Los Angeles Times reporter Noam N. Levey ventures a bold story on Obamacare with a somewhat pedestrian subtext: It's a done deal, folks.
This quiet thesis has a lot going for it. For example, one reason the law is so complicated is that it created a raft of incentives to encourage health insurers, hospitals and other powerful constituencies to buy into its goals. That raft will now help keep the law afloat.
The value of the alliance between the administration and major insurers, hospitals, clinics and others in the healthcare industry can readily be seen in steps they have taken to help the White House overcome the rocky start of the law's new insurance marketplaces.
Insurers, for example, are working with the administration to enroll consumers directly in health plans for next year, bypassing the troubled HealthCare.gov website that residents of 36 states were supposed to be able to use to select a health plan.
Major retail pharmacies, such as CVS Caremark, have agreed to market the law's benefits in their stores. And hospitals and health clinics in many states are helping patients sign up for coverage.
There is also the issue of revenue to hospitals that treat uninsured patients, giving those hospitals a reason to support Obamacare's expansion of coverage. Under the new law, government payments to hospitals for treating uninsured patients are set to decline more than $30 billion over the next decade. Hospitals had expected to recoup that loss from an increase in patients insured through Obamacare. If red states continue to oppose the law's Medicaid expansion, hospitals in those states will suffer and clamor for relief.
At which point Republican governors can decide to A) let local hospitals decline and patients suffer, B) find state revenue to provide relief, or C) accept Obamacare's Medicaid expansion, in which the federal government picks up the tab for three years and picks up 90 percent of the cost thereafter. (I'm guessing Door #3.)
President Barack Obama has suffered mightily for the faulty launch of his signature product line. It damaged his reputation for competence and led to much bigger play for stories of people with individual plans losing their insurance. That, in turn, further damaged his credibility due to his "if you like it, you can keep it" promise.
Obama may never win back all the trust he has lost. (He could even lose more -- though I think he has an unusually high floor.) His second term was bound to be a partisan hell regardless, but sagging popular support will weaken his capacity to maneuver within Washington's peculiar inferno.

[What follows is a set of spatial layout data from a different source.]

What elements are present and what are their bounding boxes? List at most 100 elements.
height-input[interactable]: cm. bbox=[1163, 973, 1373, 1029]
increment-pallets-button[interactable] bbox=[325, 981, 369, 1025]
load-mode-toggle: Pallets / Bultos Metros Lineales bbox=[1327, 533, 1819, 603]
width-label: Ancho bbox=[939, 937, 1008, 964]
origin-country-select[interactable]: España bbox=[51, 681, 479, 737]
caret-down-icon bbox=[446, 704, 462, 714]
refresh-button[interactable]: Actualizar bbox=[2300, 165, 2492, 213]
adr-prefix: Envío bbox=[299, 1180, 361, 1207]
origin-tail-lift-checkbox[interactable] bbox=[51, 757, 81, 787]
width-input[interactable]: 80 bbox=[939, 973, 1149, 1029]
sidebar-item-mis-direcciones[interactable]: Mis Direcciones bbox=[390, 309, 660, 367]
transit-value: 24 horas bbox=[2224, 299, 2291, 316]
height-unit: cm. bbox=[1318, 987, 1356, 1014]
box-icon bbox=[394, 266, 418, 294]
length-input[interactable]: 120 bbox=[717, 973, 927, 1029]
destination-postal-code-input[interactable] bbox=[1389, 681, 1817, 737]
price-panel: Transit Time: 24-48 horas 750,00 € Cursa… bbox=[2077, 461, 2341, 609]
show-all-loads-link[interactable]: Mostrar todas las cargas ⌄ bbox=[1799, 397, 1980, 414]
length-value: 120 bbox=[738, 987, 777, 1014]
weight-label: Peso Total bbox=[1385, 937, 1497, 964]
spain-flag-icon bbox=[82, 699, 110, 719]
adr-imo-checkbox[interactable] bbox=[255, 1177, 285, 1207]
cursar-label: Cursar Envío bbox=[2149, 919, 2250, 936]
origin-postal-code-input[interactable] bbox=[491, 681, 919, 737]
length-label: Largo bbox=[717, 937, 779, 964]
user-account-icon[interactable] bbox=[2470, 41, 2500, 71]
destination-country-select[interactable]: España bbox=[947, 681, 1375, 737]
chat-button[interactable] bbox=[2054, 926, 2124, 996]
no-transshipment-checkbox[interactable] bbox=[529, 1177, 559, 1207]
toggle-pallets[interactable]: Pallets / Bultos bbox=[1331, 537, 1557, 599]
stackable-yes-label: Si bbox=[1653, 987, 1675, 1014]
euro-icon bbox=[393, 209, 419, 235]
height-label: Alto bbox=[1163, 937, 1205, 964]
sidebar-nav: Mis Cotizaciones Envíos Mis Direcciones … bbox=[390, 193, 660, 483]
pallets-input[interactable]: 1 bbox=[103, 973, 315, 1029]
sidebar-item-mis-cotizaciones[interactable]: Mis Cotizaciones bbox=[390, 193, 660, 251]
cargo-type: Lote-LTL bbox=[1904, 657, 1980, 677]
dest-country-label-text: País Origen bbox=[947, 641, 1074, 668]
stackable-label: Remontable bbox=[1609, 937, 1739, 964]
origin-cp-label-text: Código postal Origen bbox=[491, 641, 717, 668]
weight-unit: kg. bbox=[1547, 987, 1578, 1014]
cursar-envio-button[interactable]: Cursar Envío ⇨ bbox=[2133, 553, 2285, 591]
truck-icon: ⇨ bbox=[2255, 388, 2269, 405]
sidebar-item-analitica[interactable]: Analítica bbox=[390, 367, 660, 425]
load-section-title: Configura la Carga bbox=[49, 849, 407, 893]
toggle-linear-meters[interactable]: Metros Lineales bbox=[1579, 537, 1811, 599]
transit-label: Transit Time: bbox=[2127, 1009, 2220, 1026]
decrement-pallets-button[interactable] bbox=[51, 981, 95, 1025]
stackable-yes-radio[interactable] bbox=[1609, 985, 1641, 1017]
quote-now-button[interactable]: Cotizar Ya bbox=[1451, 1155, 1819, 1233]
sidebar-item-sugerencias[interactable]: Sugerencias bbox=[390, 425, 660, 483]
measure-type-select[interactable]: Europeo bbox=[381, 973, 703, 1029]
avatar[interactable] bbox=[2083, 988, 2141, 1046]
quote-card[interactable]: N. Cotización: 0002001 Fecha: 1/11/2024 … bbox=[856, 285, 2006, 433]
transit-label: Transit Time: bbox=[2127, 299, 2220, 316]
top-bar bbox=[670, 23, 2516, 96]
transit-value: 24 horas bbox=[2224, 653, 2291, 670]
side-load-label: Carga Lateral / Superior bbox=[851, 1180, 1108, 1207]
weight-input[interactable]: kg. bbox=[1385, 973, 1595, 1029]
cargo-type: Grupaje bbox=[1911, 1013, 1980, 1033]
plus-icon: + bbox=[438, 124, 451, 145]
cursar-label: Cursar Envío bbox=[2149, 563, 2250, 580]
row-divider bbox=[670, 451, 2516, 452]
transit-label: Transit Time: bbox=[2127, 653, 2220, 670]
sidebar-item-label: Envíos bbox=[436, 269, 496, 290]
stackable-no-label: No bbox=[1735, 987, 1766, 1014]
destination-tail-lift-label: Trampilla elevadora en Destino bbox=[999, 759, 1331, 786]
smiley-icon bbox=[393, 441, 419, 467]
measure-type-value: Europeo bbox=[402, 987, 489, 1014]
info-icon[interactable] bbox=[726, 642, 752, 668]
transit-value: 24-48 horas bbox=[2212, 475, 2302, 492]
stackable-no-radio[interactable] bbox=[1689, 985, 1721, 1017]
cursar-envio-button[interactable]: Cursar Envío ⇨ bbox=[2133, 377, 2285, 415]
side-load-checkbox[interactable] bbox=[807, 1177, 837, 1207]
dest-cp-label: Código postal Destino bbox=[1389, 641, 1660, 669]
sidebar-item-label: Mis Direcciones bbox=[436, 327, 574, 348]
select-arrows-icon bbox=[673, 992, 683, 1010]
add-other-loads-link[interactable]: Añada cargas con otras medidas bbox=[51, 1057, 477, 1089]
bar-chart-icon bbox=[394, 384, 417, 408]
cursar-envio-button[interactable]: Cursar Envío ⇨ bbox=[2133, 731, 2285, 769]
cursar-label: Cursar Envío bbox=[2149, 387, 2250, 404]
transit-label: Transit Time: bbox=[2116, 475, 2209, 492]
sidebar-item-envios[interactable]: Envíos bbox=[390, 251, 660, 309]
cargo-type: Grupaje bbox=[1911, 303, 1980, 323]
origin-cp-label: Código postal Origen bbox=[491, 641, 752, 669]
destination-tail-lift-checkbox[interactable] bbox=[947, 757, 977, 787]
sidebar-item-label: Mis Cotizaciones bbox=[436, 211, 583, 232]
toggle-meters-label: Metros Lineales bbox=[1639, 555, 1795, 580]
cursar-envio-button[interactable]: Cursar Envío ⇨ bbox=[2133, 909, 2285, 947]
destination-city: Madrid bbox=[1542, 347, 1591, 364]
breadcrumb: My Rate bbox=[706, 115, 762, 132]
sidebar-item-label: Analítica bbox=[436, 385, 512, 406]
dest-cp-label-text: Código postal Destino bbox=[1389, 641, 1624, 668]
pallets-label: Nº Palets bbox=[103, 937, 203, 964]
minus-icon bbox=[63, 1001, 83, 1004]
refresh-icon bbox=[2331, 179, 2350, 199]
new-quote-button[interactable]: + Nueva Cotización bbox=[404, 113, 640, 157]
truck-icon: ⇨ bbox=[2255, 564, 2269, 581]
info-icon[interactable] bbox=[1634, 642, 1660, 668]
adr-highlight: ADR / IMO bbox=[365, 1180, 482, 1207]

The fate of Obamacare is another matter. Unless the exchanges for individual insurance policies prove to be a complete disaster -- with only the old and sick signing up for policies -- they will gradually add another pontoon to support the law. There is some evidence from up-and-running state exchanges that they may actually turn out to be, over time, a modest success. Who will sponsor the legislation to cast those consumers back into the world of pre-existing conditions and arbitrary cancellations of policies?
Meanwhile, millions of people not living in states where ideology has bludgeoned humaneness into a political pulp will be added to Medicaid rolls. Who will champion the plan to eliminate their insurance?
It's quite possible that Obamacare will be a sufficient liability to cost Obama his popularity and Democrats their Senate majority. The party and individual politicians may sink for a time. (They may also recover far faster than many suspect. We live in volatile times.) But unless Obamacare is far more troubled than it now appears, the law will not sink. It floats.